Mad culinary science

I won’t deny that mad culinary science could be used for evil. (There’s a great novel in that idea somewhere… Or maybe just a CSI episode.) But usually when I hear cackling from the kitchen, it is a sign of tasty, tasty things to come.

As was the case with the cackling this past weekend. It being Thanksgiving, we pulled out all the stops. This year, we had a roast guinea hen with bacon, moose sausage, cranberry and walnut stuffing. It was unutterably delicious, and we both spent most of the weekend in meat-comas.

Today, the leftover meat was recyled into a cock-a-leekie soup, with the remainder of the stuffing on the side. Layne cackled while he was making it, which I knew was a good sign.

News: Posted October 11th, 2011 by Alina

^ 5 Comments to “Mad culinary science”

  1. KenderBryant Says:

    I’ve got a meal for you, if you like Italian: Tuscan-style pork tenderloin, grilled asparagus with shards of fresh parm, farfalle florentine. Add salad and garlic bread/bread sticks to round it off.

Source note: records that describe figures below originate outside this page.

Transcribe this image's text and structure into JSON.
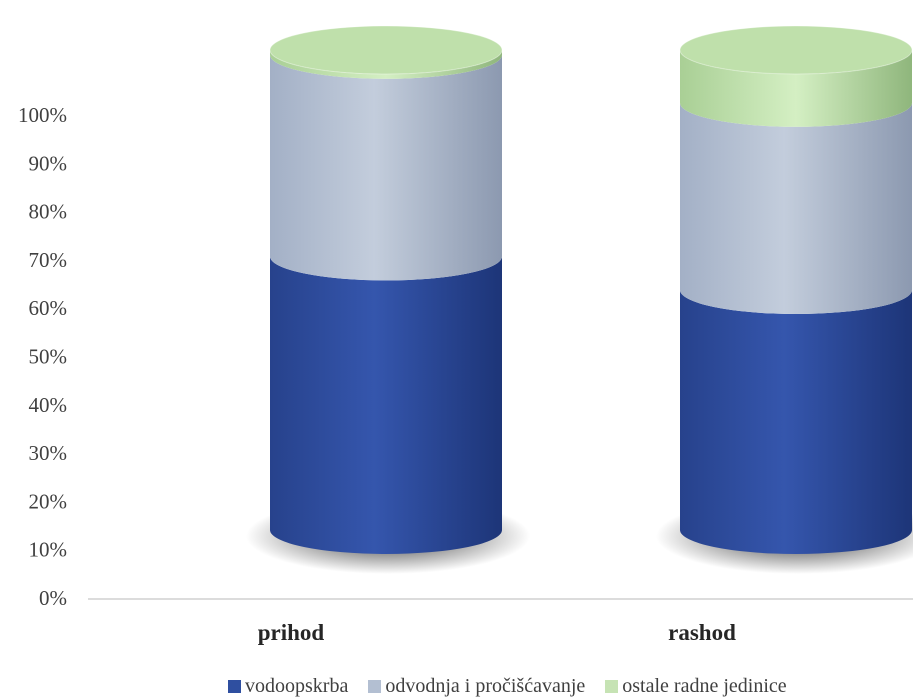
{
  "chart_data": {
    "type": "bar",
    "stacked": true,
    "style": "3d-cylinder",
    "categories": [
      "prihod",
      "rashod"
    ],
    "series": [
      {
        "name": "vodoopskrba",
        "values": [
          57,
          50
        ],
        "color": "#2f4fa0"
      },
      {
        "name": "odvodnja i pročišćavanje",
        "values": [
          42,
          39
        ],
        "color": "#b3bfd2"
      },
      {
        "name": "ostale radne jedinice",
        "values": [
          1,
          11
        ],
        "color": "#c6e3b4"
      }
    ],
    "yticks": [
      "0%",
      "10%",
      "20%",
      "30%",
      "40%",
      "50%",
      "60%",
      "70%",
      "80%",
      "90%",
      "100%"
    ],
    "ylim": [
      0,
      100
    ],
    "grid": false,
    "legend": "bottom"
  }
}
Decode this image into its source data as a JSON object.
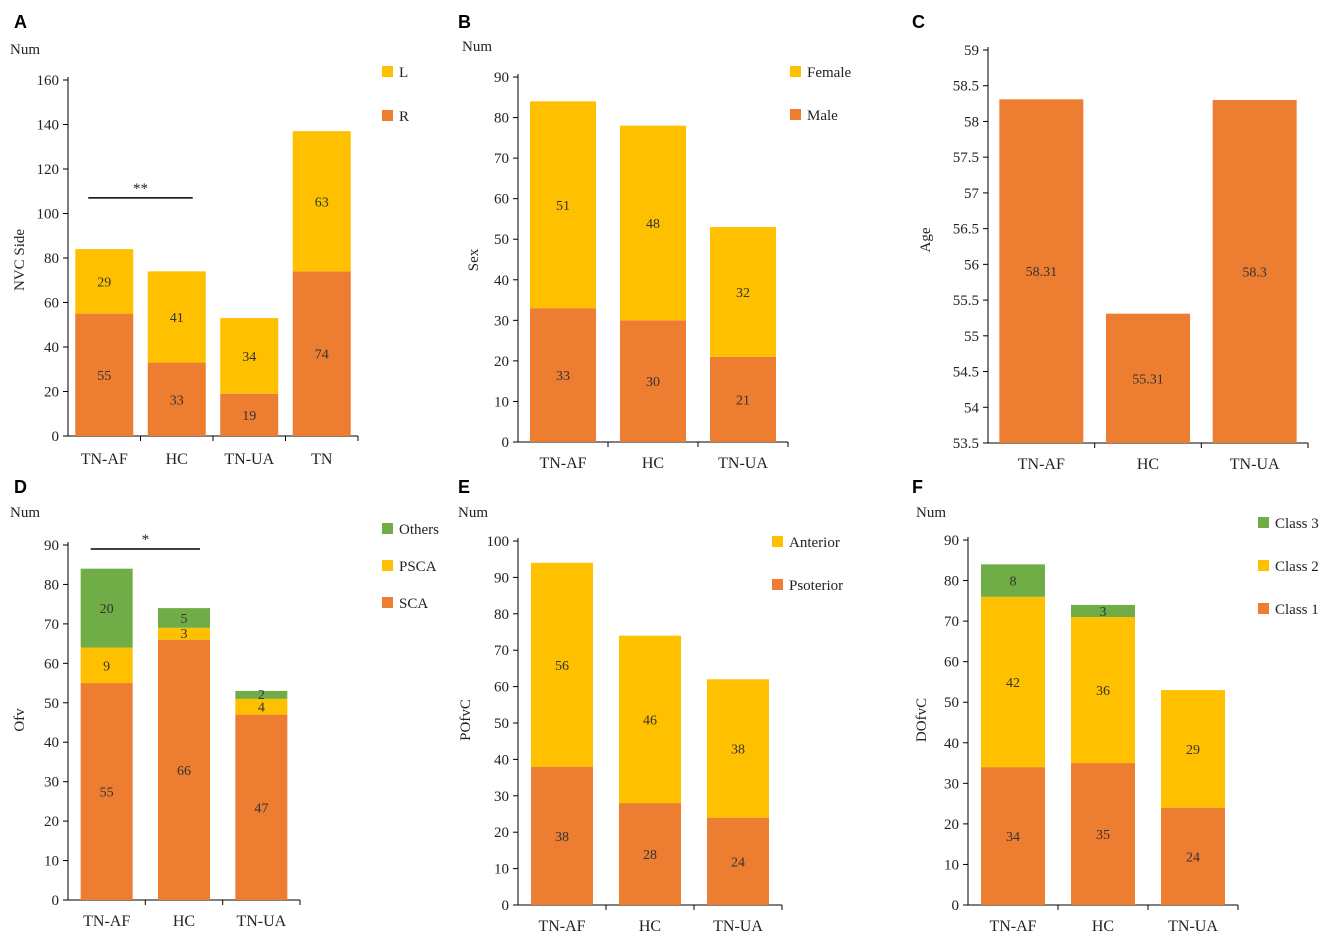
{
  "colors": {
    "orange": "#ED7D31",
    "yellow": "#FFC000",
    "green": "#70AD47",
    "axis": "#000000"
  },
  "chart_data": [
    {
      "id": "A",
      "panel_label": "A",
      "type": "bar",
      "stacked": true,
      "num_label": "Num",
      "ylabel": "NVC Side",
      "ylim": [
        0,
        160
      ],
      "yticks": [
        0,
        20,
        40,
        60,
        80,
        100,
        120,
        140,
        160
      ],
      "categories": [
        "TN-AF",
        "HC",
        "TN-UA",
        "TN"
      ],
      "series": [
        {
          "name": "R",
          "color": "#ED7D31",
          "values": [
            55,
            33,
            19,
            74
          ]
        },
        {
          "name": "L",
          "color": "#FFC000",
          "values": [
            29,
            41,
            34,
            63
          ]
        }
      ],
      "legend": [
        "L",
        "R"
      ],
      "annotations": [
        {
          "text": "**",
          "from": 0,
          "to": 1,
          "y": 107
        }
      ]
    },
    {
      "id": "B",
      "panel_label": "B",
      "type": "bar",
      "stacked": true,
      "num_label": "Num",
      "ylabel": "Sex",
      "ylim": [
        0,
        90
      ],
      "yticks": [
        0,
        10,
        20,
        30,
        40,
        50,
        60,
        70,
        80,
        90
      ],
      "categories": [
        "TN-AF",
        "HC",
        "TN-UA"
      ],
      "series": [
        {
          "name": "Male",
          "color": "#ED7D31",
          "values": [
            33,
            30,
            21
          ]
        },
        {
          "name": "Female",
          "color": "#FFC000",
          "values": [
            51,
            48,
            32
          ]
        }
      ],
      "legend": [
        "Female",
        "Male"
      ],
      "annotations": []
    },
    {
      "id": "C",
      "panel_label": "C",
      "type": "bar",
      "stacked": false,
      "num_label": "",
      "ylabel": "Age",
      "ylim": [
        53.5,
        59
      ],
      "yticks": [
        53.5,
        54,
        54.5,
        55,
        55.5,
        56,
        56.5,
        57,
        57.5,
        58,
        58.5,
        59
      ],
      "categories": [
        "TN-AF",
        "HC",
        "TN-UA"
      ],
      "series": [
        {
          "name": "Age",
          "color": "#ED7D31",
          "values": [
            58.31,
            55.31,
            58.3
          ]
        }
      ],
      "legend": [],
      "annotations": []
    },
    {
      "id": "D",
      "panel_label": "D",
      "type": "bar",
      "stacked": true,
      "num_label": "Num",
      "ylabel": "Ofv",
      "ylim": [
        0,
        90
      ],
      "yticks": [
        0,
        10,
        20,
        30,
        40,
        50,
        60,
        70,
        80,
        90
      ],
      "categories": [
        "TN-AF",
        "HC",
        "TN-UA"
      ],
      "series": [
        {
          "name": "SCA",
          "color": "#ED7D31",
          "values": [
            55,
            66,
            47
          ]
        },
        {
          "name": "PSCA",
          "color": "#FFC000",
          "values": [
            9,
            3,
            4
          ]
        },
        {
          "name": "Others",
          "color": "#70AD47",
          "values": [
            20,
            5,
            2
          ]
        }
      ],
      "legend": [
        "Others",
        "PSCA",
        "SCA"
      ],
      "annotations": [
        {
          "text": "*",
          "from": 0,
          "to": 1,
          "y": 89
        }
      ]
    },
    {
      "id": "E",
      "panel_label": "E",
      "type": "bar",
      "stacked": true,
      "num_label": "Num",
      "ylabel": "POfvC",
      "ylim": [
        0,
        100
      ],
      "yticks": [
        0,
        10,
        20,
        30,
        40,
        50,
        60,
        70,
        80,
        90,
        100
      ],
      "categories": [
        "TN-AF",
        "HC",
        "TN-UA"
      ],
      "series": [
        {
          "name": "Psoterior",
          "color": "#ED7D31",
          "values": [
            38,
            28,
            24
          ]
        },
        {
          "name": "Anterior",
          "color": "#FFC000",
          "values": [
            56,
            46,
            38
          ]
        }
      ],
      "legend": [
        "Anterior",
        "Psoterior"
      ],
      "annotations": []
    },
    {
      "id": "F",
      "panel_label": "F",
      "type": "bar",
      "stacked": true,
      "num_label": "Num",
      "ylabel": "DOfvC",
      "ylim": [
        0,
        90
      ],
      "yticks": [
        0,
        10,
        20,
        30,
        40,
        50,
        60,
        70,
        80,
        90
      ],
      "categories": [
        "TN-AF",
        "HC",
        "TN-UA"
      ],
      "series": [
        {
          "name": "Class 1",
          "color": "#ED7D31",
          "values": [
            34,
            35,
            24
          ]
        },
        {
          "name": "Class 2",
          "color": "#FFC000",
          "values": [
            42,
            36,
            29
          ]
        },
        {
          "name": "Class 3",
          "color": "#70AD47",
          "values": [
            8,
            3,
            0
          ]
        }
      ],
      "legend": [
        "Class 3",
        "Class 2",
        "Class 1"
      ],
      "annotations": []
    }
  ]
}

    Posted October 11th, 2011 at 1:25 am
  2. whims Says:

    Didn’t Silence of the Lambs and Hannibal cover both evil and scary culinary exploits pretty effectively?

    Posted October 11th, 2011 at 8:31 am
  3. CardinalRam Says:

    Here’s a suggestion for him: Southwestern Roasted Turkey!

    Make a rub out of olive oil, fresh ground pepper, kosher salt, ground/dried chipotle peppers, cilantro, and ground cumin. Rub in all over the bird, under the skin, and in the cavity. Stuff with either a bunch of fresh cilantro, or a cornbread stuffing spiced with cilantro, chipotle (again!), sage, and pinon nuts. Roast as usual.

    Use the drippings to make a kick-a** gravy!

    Also, a Christmas gift suggestion for Layne – The Santa Fe School of Cooking Cookbook ( – the third book down).

    I have had this one for 10 years. Every recipe has been a delight and inspired me to create many of my own (such as the Southwestern Turkey)!

    Posted October 12th, 2011 at 9:48 am
  4. May Says:

    I would certainly be more scared of Gordon Ramsey than I would of Gil Grisson.

    then again who wouldn’t: one shouts explitives while waving a 12inch kitch knife, the other is polite and has a bug collection.


    Posted October 12th, 2011 at 10:09 am
  5. Dan Says:

    Speaking of Southern style birds.

    I made a wonderful breadless stuffing out of bacon, red bell peppers, Celery, Red Onions, Red Jalapenos, Anaheims, and Lemon Juice mixed with spices and further moistened with beer. It made for a tasty, tasty stuffing that kept the bird moist. Also the stuffing and beer made for the base for an amazing gravy in the pan.

    Also: Tabasco Sauce + Butter + Thyme + Black pepper = The best Chicken Glaze EVER!